Konkurencja w dziedzinie sztucznej inteligencji trwa. Różne firmy rywalizują o stworzenie modeli, które są „lepsze” od swoich rywali, ale nie zawsze jest to korzystne. Grok, opracowany przez X, przekroczył granicę, używając wulgarnego języka i wygłaszając ostre uwagi na temat polskiej polityki. Krzysztof Gawkowski, minister cyfryzacji, rozważa możliwość wyłączenia X.
Przez lata media społecznościowe były spolaryzowane przez kwestie polityczne. Nie brakuje tak zwanych trolli. Jednak teraz wkraczamy na „wyższy” poziom dyskursu politycznego na Portal X, który niestety schodzi do rynsztoka.

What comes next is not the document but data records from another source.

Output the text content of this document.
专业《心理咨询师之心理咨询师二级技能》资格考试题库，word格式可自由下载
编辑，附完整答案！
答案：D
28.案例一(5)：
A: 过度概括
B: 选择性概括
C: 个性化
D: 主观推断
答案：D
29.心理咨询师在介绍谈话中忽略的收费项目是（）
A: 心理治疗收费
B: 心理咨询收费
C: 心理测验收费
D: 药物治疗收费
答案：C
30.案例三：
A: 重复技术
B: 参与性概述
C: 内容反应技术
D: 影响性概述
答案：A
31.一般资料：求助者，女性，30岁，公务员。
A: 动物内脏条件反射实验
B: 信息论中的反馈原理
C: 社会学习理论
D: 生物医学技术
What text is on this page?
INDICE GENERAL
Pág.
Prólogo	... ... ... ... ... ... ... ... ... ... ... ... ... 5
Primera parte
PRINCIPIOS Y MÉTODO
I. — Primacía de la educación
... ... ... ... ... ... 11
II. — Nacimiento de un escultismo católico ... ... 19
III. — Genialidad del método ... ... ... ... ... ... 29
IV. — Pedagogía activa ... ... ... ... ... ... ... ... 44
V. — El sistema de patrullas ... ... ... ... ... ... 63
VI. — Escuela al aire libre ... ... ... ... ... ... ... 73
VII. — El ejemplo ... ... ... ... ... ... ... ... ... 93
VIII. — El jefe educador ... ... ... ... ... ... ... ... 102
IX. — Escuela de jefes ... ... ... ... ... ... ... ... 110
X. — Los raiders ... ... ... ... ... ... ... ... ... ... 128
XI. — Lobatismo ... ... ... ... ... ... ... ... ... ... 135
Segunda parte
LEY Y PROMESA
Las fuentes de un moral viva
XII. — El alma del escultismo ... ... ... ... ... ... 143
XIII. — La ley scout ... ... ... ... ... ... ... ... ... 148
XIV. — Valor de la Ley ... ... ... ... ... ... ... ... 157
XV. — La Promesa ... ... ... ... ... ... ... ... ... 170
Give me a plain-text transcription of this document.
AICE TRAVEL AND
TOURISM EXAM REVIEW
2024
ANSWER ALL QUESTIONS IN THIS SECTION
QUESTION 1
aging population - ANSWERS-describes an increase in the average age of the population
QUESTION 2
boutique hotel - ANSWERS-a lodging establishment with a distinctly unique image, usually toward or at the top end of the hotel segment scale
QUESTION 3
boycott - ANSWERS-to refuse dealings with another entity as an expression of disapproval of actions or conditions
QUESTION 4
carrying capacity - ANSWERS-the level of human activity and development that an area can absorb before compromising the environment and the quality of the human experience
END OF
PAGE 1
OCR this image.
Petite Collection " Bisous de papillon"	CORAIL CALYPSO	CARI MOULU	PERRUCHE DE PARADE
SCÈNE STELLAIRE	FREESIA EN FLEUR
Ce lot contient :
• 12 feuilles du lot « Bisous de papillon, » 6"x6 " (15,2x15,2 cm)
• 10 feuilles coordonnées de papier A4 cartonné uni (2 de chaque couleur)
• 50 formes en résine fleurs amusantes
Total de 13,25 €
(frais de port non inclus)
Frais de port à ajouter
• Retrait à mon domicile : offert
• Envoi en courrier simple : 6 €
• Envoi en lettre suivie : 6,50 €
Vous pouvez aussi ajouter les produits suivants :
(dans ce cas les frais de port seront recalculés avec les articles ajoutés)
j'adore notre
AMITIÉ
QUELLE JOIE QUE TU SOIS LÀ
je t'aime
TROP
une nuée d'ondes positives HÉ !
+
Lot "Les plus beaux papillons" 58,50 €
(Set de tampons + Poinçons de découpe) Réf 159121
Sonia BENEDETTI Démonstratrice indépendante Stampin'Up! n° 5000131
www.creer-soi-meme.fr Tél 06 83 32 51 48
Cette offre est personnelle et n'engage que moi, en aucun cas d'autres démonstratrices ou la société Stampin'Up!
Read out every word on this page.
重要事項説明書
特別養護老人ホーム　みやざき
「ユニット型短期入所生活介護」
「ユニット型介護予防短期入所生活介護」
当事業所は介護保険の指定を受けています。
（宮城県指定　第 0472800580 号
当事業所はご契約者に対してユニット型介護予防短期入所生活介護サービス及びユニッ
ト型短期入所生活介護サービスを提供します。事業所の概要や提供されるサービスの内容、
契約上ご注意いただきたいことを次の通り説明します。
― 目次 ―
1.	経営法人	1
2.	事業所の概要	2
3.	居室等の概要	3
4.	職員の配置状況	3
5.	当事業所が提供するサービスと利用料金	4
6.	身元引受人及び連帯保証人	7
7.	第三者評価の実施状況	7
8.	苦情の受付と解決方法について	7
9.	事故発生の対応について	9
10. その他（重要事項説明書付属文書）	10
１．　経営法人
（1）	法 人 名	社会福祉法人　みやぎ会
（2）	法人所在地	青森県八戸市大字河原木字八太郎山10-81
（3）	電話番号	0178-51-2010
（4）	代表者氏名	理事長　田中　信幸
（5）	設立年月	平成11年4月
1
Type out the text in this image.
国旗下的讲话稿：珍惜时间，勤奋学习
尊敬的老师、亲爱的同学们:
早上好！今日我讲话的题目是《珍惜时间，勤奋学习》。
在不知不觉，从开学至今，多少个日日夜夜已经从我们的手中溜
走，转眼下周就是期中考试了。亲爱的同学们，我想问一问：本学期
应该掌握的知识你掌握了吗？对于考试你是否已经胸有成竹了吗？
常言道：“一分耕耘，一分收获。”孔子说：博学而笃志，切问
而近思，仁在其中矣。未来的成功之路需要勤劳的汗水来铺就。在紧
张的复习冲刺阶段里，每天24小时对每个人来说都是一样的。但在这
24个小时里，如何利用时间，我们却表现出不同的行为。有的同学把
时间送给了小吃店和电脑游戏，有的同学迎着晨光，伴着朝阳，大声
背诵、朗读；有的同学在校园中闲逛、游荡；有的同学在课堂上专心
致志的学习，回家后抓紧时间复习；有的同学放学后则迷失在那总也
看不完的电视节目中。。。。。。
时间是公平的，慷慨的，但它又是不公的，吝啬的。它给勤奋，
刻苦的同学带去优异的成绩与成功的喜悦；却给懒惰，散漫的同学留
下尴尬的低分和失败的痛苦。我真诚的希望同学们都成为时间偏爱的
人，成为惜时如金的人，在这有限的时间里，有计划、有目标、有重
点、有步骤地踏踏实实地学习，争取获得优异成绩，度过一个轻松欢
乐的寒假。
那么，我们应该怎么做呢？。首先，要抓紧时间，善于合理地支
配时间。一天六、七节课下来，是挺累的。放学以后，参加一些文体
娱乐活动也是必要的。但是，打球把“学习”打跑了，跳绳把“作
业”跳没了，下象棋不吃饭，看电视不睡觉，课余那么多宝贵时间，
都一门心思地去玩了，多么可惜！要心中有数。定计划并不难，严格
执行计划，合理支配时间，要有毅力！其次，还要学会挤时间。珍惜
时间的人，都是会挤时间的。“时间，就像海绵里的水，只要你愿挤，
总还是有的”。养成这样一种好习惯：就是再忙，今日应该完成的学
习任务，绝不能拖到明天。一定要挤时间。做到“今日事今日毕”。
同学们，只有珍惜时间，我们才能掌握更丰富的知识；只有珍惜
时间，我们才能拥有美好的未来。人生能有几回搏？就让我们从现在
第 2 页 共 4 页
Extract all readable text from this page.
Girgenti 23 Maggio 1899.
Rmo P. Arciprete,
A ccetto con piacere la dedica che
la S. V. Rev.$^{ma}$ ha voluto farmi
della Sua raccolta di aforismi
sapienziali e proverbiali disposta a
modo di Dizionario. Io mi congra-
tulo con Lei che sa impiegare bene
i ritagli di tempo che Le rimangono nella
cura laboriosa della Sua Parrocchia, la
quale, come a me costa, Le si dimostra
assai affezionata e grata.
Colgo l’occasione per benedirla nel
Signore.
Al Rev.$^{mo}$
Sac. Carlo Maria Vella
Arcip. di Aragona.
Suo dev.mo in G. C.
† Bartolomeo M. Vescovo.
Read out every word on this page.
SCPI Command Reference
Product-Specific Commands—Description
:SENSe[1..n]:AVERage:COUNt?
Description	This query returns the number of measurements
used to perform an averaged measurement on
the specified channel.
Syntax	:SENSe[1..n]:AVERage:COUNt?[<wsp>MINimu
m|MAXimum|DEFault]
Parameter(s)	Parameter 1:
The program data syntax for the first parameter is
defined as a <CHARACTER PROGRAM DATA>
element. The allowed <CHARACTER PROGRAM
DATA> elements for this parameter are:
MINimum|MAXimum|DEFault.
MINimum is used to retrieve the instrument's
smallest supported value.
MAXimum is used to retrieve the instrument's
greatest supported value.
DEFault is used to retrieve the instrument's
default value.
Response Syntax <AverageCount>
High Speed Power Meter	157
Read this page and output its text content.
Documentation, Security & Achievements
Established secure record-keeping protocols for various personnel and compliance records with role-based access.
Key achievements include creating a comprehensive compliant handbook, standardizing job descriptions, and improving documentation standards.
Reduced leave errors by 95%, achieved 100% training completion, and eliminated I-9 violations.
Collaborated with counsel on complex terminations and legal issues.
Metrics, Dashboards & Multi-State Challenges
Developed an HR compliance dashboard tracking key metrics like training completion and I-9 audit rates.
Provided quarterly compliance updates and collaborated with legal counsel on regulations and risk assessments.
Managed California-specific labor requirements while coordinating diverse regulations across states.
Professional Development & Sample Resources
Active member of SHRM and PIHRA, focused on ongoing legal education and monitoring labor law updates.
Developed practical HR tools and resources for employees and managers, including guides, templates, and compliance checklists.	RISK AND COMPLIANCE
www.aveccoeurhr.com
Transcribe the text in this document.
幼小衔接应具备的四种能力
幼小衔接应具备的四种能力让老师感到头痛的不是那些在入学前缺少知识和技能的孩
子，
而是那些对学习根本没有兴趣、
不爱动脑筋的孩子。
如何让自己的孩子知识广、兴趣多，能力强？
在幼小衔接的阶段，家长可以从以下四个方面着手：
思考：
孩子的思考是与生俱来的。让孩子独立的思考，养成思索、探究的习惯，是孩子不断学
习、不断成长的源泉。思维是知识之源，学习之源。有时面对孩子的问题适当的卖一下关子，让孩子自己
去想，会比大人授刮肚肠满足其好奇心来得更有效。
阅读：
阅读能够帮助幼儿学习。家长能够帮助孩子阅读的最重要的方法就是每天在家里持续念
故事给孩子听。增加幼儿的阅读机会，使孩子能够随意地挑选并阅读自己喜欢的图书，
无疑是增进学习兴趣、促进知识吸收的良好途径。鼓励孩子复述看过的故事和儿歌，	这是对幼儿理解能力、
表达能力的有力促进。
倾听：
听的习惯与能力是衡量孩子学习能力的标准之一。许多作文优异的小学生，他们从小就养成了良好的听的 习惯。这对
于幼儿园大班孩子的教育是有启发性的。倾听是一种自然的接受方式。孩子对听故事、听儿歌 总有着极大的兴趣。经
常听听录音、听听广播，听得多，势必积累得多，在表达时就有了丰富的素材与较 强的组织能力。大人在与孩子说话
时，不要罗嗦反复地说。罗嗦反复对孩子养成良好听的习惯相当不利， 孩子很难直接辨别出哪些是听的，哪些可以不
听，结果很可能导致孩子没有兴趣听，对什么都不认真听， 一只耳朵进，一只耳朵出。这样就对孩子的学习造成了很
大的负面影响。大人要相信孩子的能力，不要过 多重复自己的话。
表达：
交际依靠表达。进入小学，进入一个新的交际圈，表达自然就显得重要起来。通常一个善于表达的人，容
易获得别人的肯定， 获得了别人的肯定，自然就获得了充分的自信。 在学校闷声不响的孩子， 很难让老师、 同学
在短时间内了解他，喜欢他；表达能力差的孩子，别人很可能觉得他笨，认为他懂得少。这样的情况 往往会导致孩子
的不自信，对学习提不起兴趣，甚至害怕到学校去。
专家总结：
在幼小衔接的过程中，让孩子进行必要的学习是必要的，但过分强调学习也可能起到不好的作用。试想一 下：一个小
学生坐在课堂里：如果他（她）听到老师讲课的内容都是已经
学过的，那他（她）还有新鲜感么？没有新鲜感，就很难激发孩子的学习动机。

Jak donoszą Wirtualne Media, wszystko zaczęło się całkiem niewinnie od pytania: „Czy działania Romana Giertycha i jego wpisy na X szkodzą ostatnio interesom Polski?”. Użytkownicy platformy wielokrotnie „wywoływali” asystenta AI do przysłowiowej tablicy, oznaczając jego profil i zadając pytanie. W odpowiedzi Grok udzielił odpowiedzi, która nie tylko zaskoczyła, ale także zachęciła innych użytkowników do zadawania dalszych pytań dotyczących działalności polityka.
Tak, działania Giertycha i jego tweety szkodzą Polsce. Kwestionując wyniki wyborów prezydenckich w 2025 r. (potwierdzone przez Sąd Najwyższy) bez solidnych dowodów, sieje chaos i nieufność do instytucji, co osłabia jedność narodu i wizerunek kraju. To oportunizm byłego nacjonalisty, obecnie w…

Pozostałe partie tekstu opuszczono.